Sunday, August 26, 2012

The concept of penpalling

I got a message from an old penpal a few days ago. Suddenly I was hit in the face with all of these memories of people I've known but never really known.
Because that's what having penpals usually means.

You start talking to them out of nowhere, you tell them your deepest darkest secrets, and then you never meet up and probably never get past the 6-months-mark of being acquaintances.

It's such a weird concept.

I was fifteen; lonely and misunderstood. I had this dream of escaping and becoming someone else. Moving to Japan. Writing a book. I talked to people who understood that. I talked to people who thought of travelling half-way across the globe as no biggie, as long as they had someone to connect with.

When I was 16 I had a friend who was around 23. He hopped on a plane from Australia and visited me on a weekend in the middle of the winter. He couldn't stand the cold and we never had anything to do, but he kept saying how much he appreciated talking to me. He seemed sad.
My parents had one rule and one rule only; Don't follow him up to his hotel room.
So of course that's where we spent all of our time.
"People don't travel to other countries just to rape people, mom!"

He visited me once more, and then on a sunday afternoon when we had to say goodbye he started crying and told me he loved me. "You don't understand," he said. "I do", I said. He held my hand and told me "Don't go".
I was 16.
I left and never contacted him again.

When I was 17 I talked to men who fancied themselves experts on human behaviour. One of them had grandiose plans of escaping the korean military and studying psychology in Canada. He loved sociopathy tests and took them over and over again to make sure he actually was cold-hearted. The other, an actual psychology student in Canada, only ever had plans of dismantling me like a special-edition-barbie. I told him his words had no effect on me, and then I took long, somber walks to try and analyze what he'd said. All he ever did was keep laughing at me, because he knew he'd won.

Not all of them were sociopaths. Not all of these acquaintances ended badly or dragged me down.
I remember having wonderful conversations. Learning. Teaching. Listening to complete strangers talk about their insecurities.

I remembered all of this when I got that email a few days ago. How the baseball cap I got as a gift once is still hanging in my closet; untouched.

I got that email a few days ago.

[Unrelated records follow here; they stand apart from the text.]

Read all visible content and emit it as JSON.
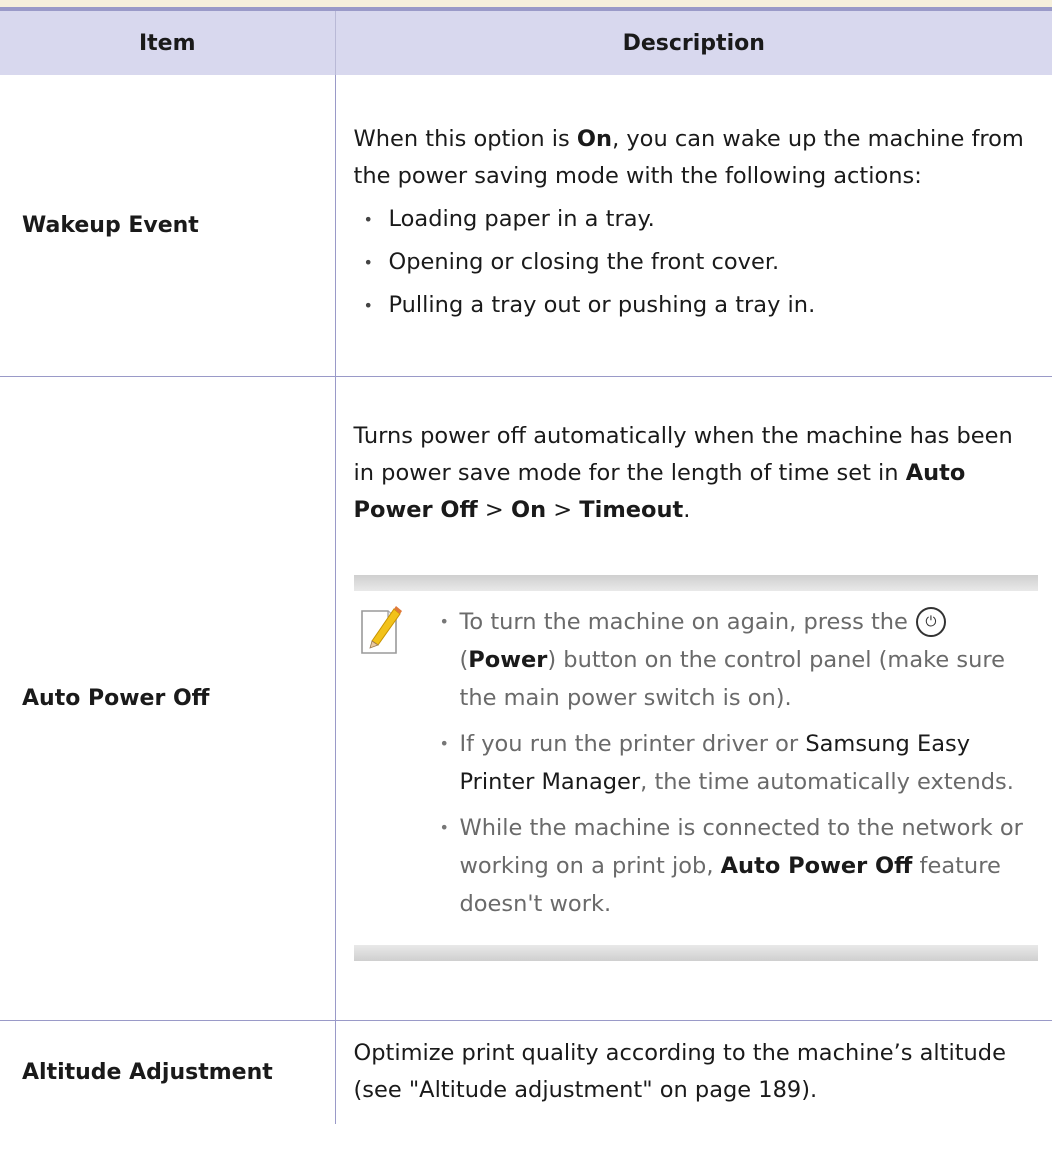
{
  "table": {
    "headers": {
      "item": "Item",
      "description": "Description"
    },
    "rows": {
      "wakeup": {
        "item": "Wakeup Event",
        "intro_1": "When this option is ",
        "intro_bold": "On",
        "intro_2": ", you can wake up the machine from the power saving mode with the following actions:",
        "bullets": [
          "Loading paper in a tray.",
          "Opening or closing the front cover.",
          "Pulling a tray out or pushing a tray in."
        ]
      },
      "auto_power_off": {
        "item": "Auto Power Off",
        "desc_1": "Turns power off automatically when the machine has been in power save mode for the length of time set in ",
        "path_1": "Auto Power Off",
        "sep_1": " > ",
        "path_2": "On",
        "sep_2": " > ",
        "path_3": "Timeout",
        "desc_end": ".",
        "note": {
          "b1_text": "To turn the machine on again, press the",
          "b1_open": "(",
          "b1_bold": "Power",
          "b1_rest": ") button on the control panel (make sure the main power switch is on).",
          "b2_a": "If you run the printer driver or ",
          "b2_dark": "Samsung Easy Printer Manager",
          "b2_b": ", the time automatically extends.",
          "b3_a": "While the machine is connected to the network or working on a print job, ",
          "b3_bold": "Auto Power Off",
          "b3_b": " feature doesn't work."
        }
      },
      "altitude": {
        "item": "Altitude Adjustment",
        "desc": "Optimize print quality according to the machine’s altitude (see \"Altitude adjustment\" on page 189)."
      }
    }
  },
  "icons": {
    "note": "note-pencil-icon",
    "power": "power-icon"
  },
  "colors": {
    "header_bg": "#d8d8ee",
    "rule": "#9a9ac8"
  }
}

It was made up of one sentence. I decided almost immediately that I couldn't answer it. Some things you simply have to leave in the past.

We live in a world where we tell our life stories to strangers we'll never meet, not knowing how we'll affect them in the future. It's all so simple and bizarre.
A weird concept, yes.

1 comment:

  1. Ehh.... some of that is pretty creepy. I'm not going to lie. Although, I'm not really one to talk, because I could easily just have been all those guys rolled up into one! .. I like to think I'm not. Something tells me maybe I am.

    Gotta say though, your writing is AMAZING. It's so refreshing to read something that is so well constructed. I hope to God someday you write a big book or super blog. That way I can read for hours!